Options to Enhance the Long-term Viability of the Essential Air Service Program
GAO-02-997R: Published: Aug 30, 2002. Publicly Released: Aug 30, 2002.
- Accessible Text:
Over two decades ago, Congress deregulated the airline industry, phasing out the federal government's control over domestic fares and routes served and allowing market forces to determine the price, quantity, and quality of service. Concerned that air service to some small communities would suffer in a deregulated environment, Congress established the Essential Air Service (EAS) program as part of the Airline Deregulation Act of 1978. The act guaranteed that communities served by air carriers before deregulation would continue to receive a certain level of scheduled air service. As of July 1, 2002, the EAS program provided subsidies to air carriers to serve 114 communities--79 in the continental United States and another 35 in Alaska, Hawaii and Puerto Rico. From 1995 to July 2002, the net member of EAS-subsidized communities increased by four in the continental United States.

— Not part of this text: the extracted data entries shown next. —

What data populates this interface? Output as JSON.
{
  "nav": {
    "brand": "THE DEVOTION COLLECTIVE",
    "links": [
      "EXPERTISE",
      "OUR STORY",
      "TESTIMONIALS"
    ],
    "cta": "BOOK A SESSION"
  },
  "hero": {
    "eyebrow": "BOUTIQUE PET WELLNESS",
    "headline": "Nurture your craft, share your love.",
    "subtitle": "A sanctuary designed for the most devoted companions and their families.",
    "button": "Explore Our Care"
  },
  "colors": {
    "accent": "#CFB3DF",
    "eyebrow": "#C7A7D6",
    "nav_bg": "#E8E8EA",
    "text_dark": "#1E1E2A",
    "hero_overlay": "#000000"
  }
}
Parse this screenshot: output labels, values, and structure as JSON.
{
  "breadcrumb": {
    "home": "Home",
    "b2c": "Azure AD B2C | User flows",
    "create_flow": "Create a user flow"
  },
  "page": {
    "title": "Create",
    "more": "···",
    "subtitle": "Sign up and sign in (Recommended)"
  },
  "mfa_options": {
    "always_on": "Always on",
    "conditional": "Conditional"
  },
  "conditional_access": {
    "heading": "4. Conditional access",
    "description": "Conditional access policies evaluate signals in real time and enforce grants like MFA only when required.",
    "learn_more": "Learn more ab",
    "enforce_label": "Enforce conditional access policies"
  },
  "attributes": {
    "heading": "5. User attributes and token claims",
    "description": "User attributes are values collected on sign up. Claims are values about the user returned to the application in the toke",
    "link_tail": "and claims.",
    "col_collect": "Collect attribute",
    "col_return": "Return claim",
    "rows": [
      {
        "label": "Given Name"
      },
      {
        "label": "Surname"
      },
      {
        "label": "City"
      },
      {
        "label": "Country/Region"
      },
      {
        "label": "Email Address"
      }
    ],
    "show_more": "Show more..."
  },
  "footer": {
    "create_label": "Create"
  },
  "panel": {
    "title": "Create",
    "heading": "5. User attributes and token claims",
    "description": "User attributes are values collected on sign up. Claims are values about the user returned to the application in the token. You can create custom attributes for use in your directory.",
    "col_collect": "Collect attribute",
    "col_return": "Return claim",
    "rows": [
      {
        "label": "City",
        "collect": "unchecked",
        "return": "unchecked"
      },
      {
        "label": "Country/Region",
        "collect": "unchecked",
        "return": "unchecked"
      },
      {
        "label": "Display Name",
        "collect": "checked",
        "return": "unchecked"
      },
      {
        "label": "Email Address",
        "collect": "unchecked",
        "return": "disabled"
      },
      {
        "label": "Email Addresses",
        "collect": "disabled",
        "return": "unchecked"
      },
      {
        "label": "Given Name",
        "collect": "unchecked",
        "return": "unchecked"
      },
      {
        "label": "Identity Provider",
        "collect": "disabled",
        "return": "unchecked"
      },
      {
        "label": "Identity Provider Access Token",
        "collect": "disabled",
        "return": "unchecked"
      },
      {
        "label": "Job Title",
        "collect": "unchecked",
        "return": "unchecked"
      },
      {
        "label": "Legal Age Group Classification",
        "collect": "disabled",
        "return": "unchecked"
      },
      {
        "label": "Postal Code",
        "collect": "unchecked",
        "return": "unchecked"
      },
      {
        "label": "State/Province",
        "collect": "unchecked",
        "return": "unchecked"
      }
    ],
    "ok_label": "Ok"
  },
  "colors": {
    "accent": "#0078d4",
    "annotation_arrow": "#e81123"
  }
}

Several factors--including increasing carrier costs, limited passenger revenue, and increasing numbers of eligible communities requiring subsidized service--are likely to affect potential future subsidy requirements of the EAS program. GAO identified and evaluated major categories of options to enhance the long-term viability of the EAS program, each of which has associated potential effects. In no particular order, the options identified to control costs and improve the program's sustainability include (1) targeting subsidized service to more remote communities by changing eligibility criteria, (2) better matching capacity with community use by increasing the use of smaller aircraft and restricting little-used flight frequencies, (3) consolidating service to multiple communities into regional airports, and (4) changing the form of the federal assistance from carrier subsidies to local grants. Potential positive effects include decreasing federal costs, increasing passenger traffic, and creating community choice for transportation options. Potential negative effects also exist, such as increased passenger inconvenience and the potential negative effect on local economies of lost scheduled airline service.